Categories: FAANG

Interoperability: The ins and outs of sharing data (Palantir RFx Blog Series, #4)

12AJUOkEt ab4P Y7c4e8hIqg

As data ecosystems evolve over time, organizations must establish strong interoperability expectations for their software to ensure utility and impact into the uncertain future.

Editor’s note: This is the fourth post in the Palantir RFx Blog Series, which explores how organizations can better craft RFIs and RFPs to evaluate digital transformation software. Each post focuses on one key capability area within a data ecosystem, with the goal of helping companies ask the right questions to better assess technology. Previous installments have included posts on Ontology, Data Connection, and Version Control.

Introduction

For nearly two decades, Palantir has deployed software into some very complex operational environments. Our software has been installed in research labs, factories, oil rigs, server farms, and multi-tenant cloud environments. We’ve wrestled with data architectures ranging from COBOL-based green screens to the latest generation of edge computing environments. Deploying our software in these different scenarios has taught us a great deal about the importance of interoperability — specifically, the technologies necessary for data architectures to establish stable and secure connections with other systems.

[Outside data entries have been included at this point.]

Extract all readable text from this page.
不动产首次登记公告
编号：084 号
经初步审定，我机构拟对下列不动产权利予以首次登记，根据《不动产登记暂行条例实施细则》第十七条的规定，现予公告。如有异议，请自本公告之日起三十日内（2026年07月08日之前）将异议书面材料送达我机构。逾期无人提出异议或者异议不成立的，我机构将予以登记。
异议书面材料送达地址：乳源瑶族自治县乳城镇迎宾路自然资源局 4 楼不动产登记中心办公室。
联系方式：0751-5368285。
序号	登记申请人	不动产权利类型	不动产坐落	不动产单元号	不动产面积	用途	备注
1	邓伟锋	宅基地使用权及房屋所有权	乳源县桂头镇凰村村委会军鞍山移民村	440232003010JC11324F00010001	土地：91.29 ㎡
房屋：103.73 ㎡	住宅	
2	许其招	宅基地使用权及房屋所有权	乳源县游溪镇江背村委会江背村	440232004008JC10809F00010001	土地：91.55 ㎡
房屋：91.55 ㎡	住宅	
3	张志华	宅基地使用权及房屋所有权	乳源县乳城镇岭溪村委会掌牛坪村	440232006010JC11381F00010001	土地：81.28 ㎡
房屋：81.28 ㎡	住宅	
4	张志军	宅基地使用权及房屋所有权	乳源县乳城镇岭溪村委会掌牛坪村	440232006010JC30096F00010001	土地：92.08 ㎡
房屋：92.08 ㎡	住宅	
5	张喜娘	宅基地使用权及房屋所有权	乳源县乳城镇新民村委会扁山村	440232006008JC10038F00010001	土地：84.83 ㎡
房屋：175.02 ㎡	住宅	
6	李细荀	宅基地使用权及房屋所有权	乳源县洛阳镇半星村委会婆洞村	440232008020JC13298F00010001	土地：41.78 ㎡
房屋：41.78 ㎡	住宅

“Is your system interoperable?” has become a standard question in most IT evaluations. Unfortunately, this question is largely unhelpful for purposes of evaluating software. Much like the question “are you a good driver?” invites conspicuously confident responses, many software providers declare their systems to be interoperable with a certainty that belies the actual amount of work required to connect one system to the next. It turns out there are many shades of interoperability, and rare is the data system that can connect to others in a truly flexible and efficient way.

In this post, we explore what interoperability means in practice and how organizations can differentiate between software solutions that are technically interoperable (with heavy customization and costly effort) and solutions that are actually interoperable (with standardized, pre-built connectors and minimal effort).

What is interoperability?

Interoperability refers to the capacity of a system to connect with other systems in a standardized and efficient manner. These connections enable many downstream functions, including data migration, cross-platform data sharing, federated search, and sunsetting of outdated software.

When asking the question, “What is interoperability?” it is first necessary to identify what a system does, and what data artifacts it produces that can potentially be accessed by other systems. For example, a system that’s used primarily for data collection will need to provide access to the data itself as well as relevant metadata. A system that manages tooling for data cleaning, transformation authoring, or business logic will need to provide methods for extracting the underlying code so it can be reused by other systems. Whatever the system does — the products it creates and the outputs it produces — needs to be easily accessible and usable by external systems in order to achieve interoperability.

In this way, interoperability is more than just one system’s ability to connect to another. Data ecosystems produce many kinds of useful information, so to achieve true interoperability organizations must be able to link systems together and specify exactly what, when, and how information is shared. This second part is critical — many software systems have some endpoint connection services to link to other systems, but lack the flexibility to export all useful artifacts in the format, structure, and delivery cadence necessary to make those artifacts operationally useful. The graphic below illustrates some common types of data products that may need to be shared or extracted from a system if it is going to claim interoperability.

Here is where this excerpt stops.